Of technocrats and black blocs.

This, about Dubya’s America, remains a lesson yet to be learned in today’s post-Dem America.

The truly rich are so used to instant gratification that they’re consumed with fury when the technocrats inform them reality won’t grant them their every desire. Rather than accepting they can’t transform the entire mideast into a society that worships Tax Cut Jesus, the rich blame the technocrats for purposefully obstructing their cunning plan.

What’s happening now is the technocracy is organizing itself to fight back. MoveOn, the Obama campaign, blogland—that’s the technocracy in action. But the only way they’ll win is by allying themselves to the 80% of Americans who have essentially no power. And technocrats can almost never bring themselves to identify downward. (I didn’t get a PhD in mechanical engineering so I’d have to join no union!) Meanwhile, the 80% can smell the fact that many technocrats do have contempt for them and have no intention of sharing real power—making the 80% vulnerable to rhetorical attacks on the technocratic elite.

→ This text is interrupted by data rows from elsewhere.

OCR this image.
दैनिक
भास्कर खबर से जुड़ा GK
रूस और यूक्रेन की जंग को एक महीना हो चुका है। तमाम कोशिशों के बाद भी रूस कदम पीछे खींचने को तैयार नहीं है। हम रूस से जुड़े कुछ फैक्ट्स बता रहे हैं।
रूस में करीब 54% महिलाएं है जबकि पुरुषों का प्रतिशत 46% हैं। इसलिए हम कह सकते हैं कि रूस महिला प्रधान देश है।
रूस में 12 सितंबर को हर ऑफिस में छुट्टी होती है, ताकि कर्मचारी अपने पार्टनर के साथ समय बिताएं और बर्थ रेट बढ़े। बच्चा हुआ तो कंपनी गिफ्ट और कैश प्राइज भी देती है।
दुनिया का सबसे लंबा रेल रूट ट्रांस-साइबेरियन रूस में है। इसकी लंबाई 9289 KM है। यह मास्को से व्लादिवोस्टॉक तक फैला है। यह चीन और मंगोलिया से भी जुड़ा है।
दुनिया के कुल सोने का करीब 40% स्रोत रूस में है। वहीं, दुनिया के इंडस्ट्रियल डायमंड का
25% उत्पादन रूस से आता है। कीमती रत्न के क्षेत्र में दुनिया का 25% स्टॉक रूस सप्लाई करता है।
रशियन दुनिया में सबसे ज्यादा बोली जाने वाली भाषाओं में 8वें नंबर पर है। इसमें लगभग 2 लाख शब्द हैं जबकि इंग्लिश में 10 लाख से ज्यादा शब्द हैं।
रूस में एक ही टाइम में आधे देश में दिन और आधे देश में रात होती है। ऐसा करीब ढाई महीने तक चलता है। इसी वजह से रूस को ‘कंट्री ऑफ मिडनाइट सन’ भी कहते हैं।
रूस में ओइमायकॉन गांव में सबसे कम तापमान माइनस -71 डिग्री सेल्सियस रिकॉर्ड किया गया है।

It’s time to venture out of our comfort zone, in thinking first so that the principles and assumptions behind our involvement are checked for validity against today’s reality and its trajectory. The following might be easier to digest for us devotees of civility if represented as “coloring outside the lines” and “thinking outside the box”:
Neo-Nazi Richard Spencer Got Punched—You Can Thank the Black Bloc

We were heading south when riot cops cut us off just a few blocks from the unimpressive inauguration crowds. We ran, altogether, for some short minutes, which felt long. The Metropolitan Police Department doused us with pepper spray and dispensed flash-bang and smoke grenades, and finally trapped a large section of the bloc against a wall. These members of the black bloc were kettled there for over four hours, forced at various times to form human cubicles around those detainees who could no longer hold their bladders. The bloc never found full force en masse again, but clashes with cops, mild altercations with rowdy Trump supporters, and attacks on property continued throughout the afternoon and evening in fits and starts. At some point, someone punched Spencer. While the over 200 arrestees were held for 24 hours, jail support volunteers waited for them patiently while the Women’s March filled DC streets and then dispersed. The J20 detainees have been released, some with felony rioting charges to be tried in DC Superior Court next month—a harsh prosecutorial reaction that seasoned DC activists had not expected.